Saturday, July 2, 2011

Under Pressure..

This is the BIG holiday weekend that I have been waiting for....on this diet. I love celebrating Independence Day! Three day weekend and lots of fun, food and friends. But wait, lots of food can be dangerous. As can the beer that usually accompanies the festivities. I've got this though. This weekend I will be surrounded by plenty of people that are also on this "diet" so that should help keep me in check. But just to make sure, I have to go load up on veggies and water bottles.

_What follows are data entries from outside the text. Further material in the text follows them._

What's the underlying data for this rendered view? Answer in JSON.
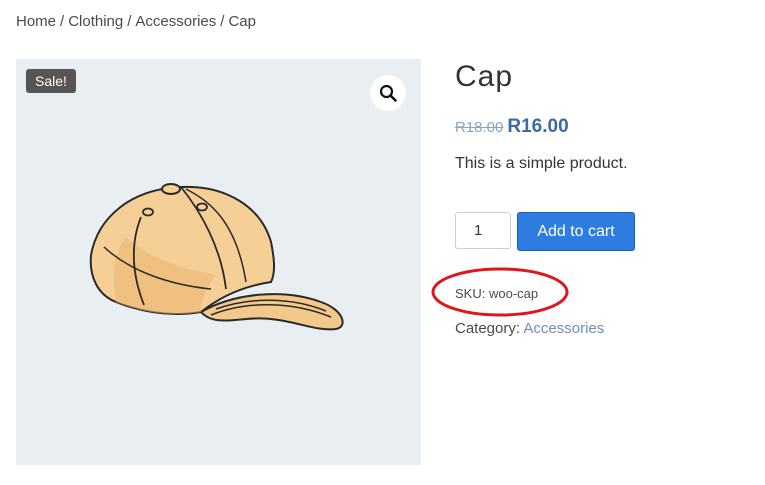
{
  "breadcrumb": {
    "items": [
      "Home",
      "Clothing",
      "Accessories",
      "Cap"
    ],
    "separator": "/"
  },
  "gallery": {
    "sale_badge": "Sale!",
    "zoom_icon": "magnifier-icon",
    "image": "baseball-cap-illustration"
  },
  "product": {
    "title": "Cap",
    "price_old": "R18.00",
    "price_new": "R16.00",
    "description": "This is a simple product.",
    "quantity": "1",
    "add_to_cart_label": "Add to cart",
    "sku_label": "SKU:",
    "sku_value": "woo-cap",
    "category_label": "Category:",
    "category_link": "Accessories"
  },
  "annotation": {
    "shape": "ellipse",
    "color": "#e0141b"
  },
  "colors": {
    "price_new": "#3c6aa3",
    "price_old": "#8ea3bd",
    "button": "#2e7ce0",
    "badge": "#555555",
    "gallery_bg": "#e9eef2"
  }
}
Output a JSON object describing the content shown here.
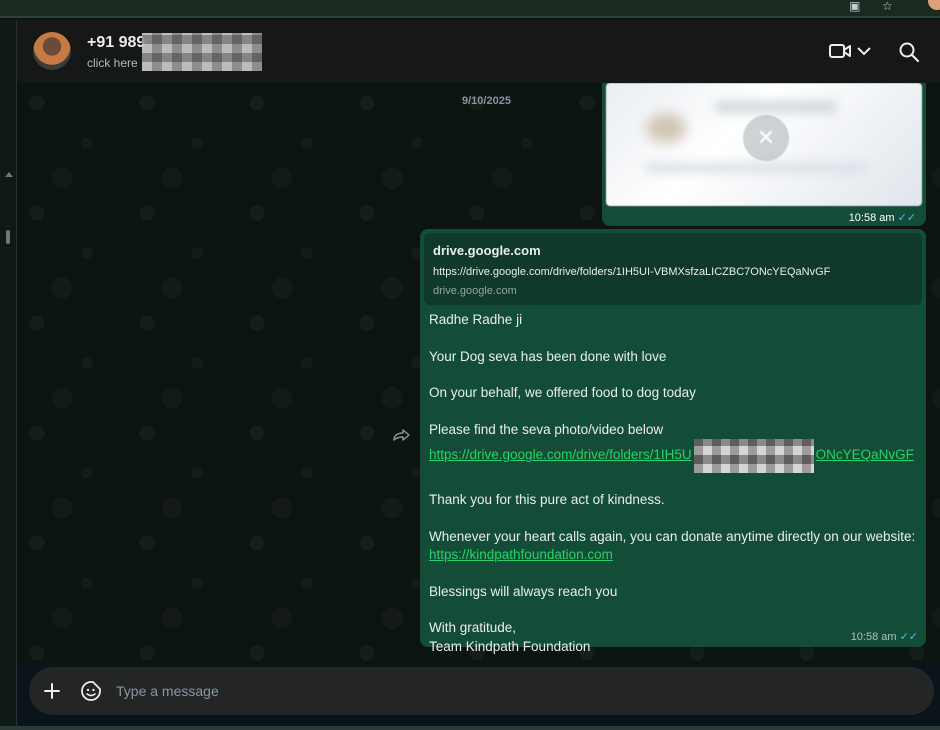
{
  "header": {
    "contact_name": "+91 989",
    "subtitle": "click here",
    "icons": [
      "video-call-icon",
      "chevron-down-icon",
      "search-icon"
    ]
  },
  "chat": {
    "date_chip": "9/10/2025",
    "image_message": {
      "time": "10:58 am",
      "status": "read"
    },
    "text_message": {
      "link_preview": {
        "title": "drive.google.com",
        "url": "https://drive.google.com/drive/folders/1IH5UI-VBMXsfzaLICZBC7ONcYEQaNvGF",
        "domain": "drive.google.com"
      },
      "lines": {
        "greeting": "Radhe Radhe ji",
        "line1": "Your Dog seva has been done with love",
        "line2": "On your behalf, we offered food to dog today",
        "line3": "Please find the seva photo/video below",
        "link_part1": "https://drive.google.com/drive/folders/1IH5U",
        "link_part2": "ONcYEQaNvGF",
        "line4": "Thank you for this pure act of kindness.",
        "line5": "Whenever your heart calls again, you can donate anytime directly on our website:",
        "website_link": "https://kindpathfoundation.com",
        "line6": "Blessings will always reach you",
        "signoff1": "With gratitude,",
        "signoff2": "Team Kindpath Foundation"
      },
      "time": "10:58 am",
      "status": "read"
    }
  },
  "composer": {
    "placeholder": "Type a message"
  },
  "colors": {
    "outgoing_bubble": "#144d37",
    "link": "#25d366",
    "read_tick": "#53bdeb"
  }
}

Today is day 17 of cycle 2!! WOO HOO!!! I love that they end this on a "red meat" day. Plus that means that I won't have to be as restricted on the TYPES of food I eat. Like I said though, I will be surrounded by people on this diet, so I will do my best to eat with their cycle (if that makes sense). This weekend is full of pressures for those of us in the United States. And being a weekend, for everyone! I'm glad I will be under pressure. It will show me where my will power is. Mine better be with me!

Friday, July 1, 2011

There I Am!

For the first time in who knows how long, I just looked in the mirror and saw myself! Wait a minute, you're probably thinking, its a mirror dumbie of course you saw yourself. I understand thats the concept of a mirror. But I saw myself! Me, the girl I was when I felt good about myself. Me, the person that has been hiding inside for years. Me, the one with the real smile and twinkle in her eye! I walked passed the mirror and stopped short. I had to take a look just to be sure that what I saw was really what I saw. It was. Maybe this sounds a little to concieted, I don't know. I saw ME again! I was in awe. Once again a side effect of getting healthier.

Take a look as you go through this adventure. Maybe you will have that "stop in your tracks" moment. Its a great feeling!

Time to shop....sort of.

Yesterday was my bosses last day, so he took the crew out for lunch. I tried to make the best of what was on the menu (and it was a c2 day). I had a burger on rye bread. While it tasted delicious, my tummy did not feel so delicious afterwards. I thought to myself  "Self, you may have thought you did good, but I bet the scale tells you differently in the morning."  But when I got on the scale today.....VICTORY! Down another pound. Now sitting at 150! YIPPEE! Those 140s that seemed so far away at the start are being stared down with my evilest looking eye. I CAN conquer you 140s. Just try to take me on! So far 15 pounds down and 15 to go!

The next step is buying new.......BRAS! WTH?  Sorry if this next paragraph is TMI. No, no, not the boobies! I remember now why gaining weight was ok at one point. My boobs were awesome! Now I will have to call them the incredible shrinking boobs. Well, I can live with that if I am healthy...I GUESS (sarcasm). I still have my......wait...where's my J-Lo butt! Ok, I could deal with the boobs but now your telling me my butt is leaving too? Well, I suppose I can handle that. But PLEASE take my arm fat and double chin too. Oh wait, you are diet! Thank you! So in other words, since I was thinking ahead YEARS ago (or just not wanting to come to terms with my weight) and saved all of my smaller clothes, my jeans should be fine. I did however let the hubby use my old bras for minnow catchers and sling shots (just joking) so I do need to go shop for more, oh and maybe some other undergarments. I can deal with that.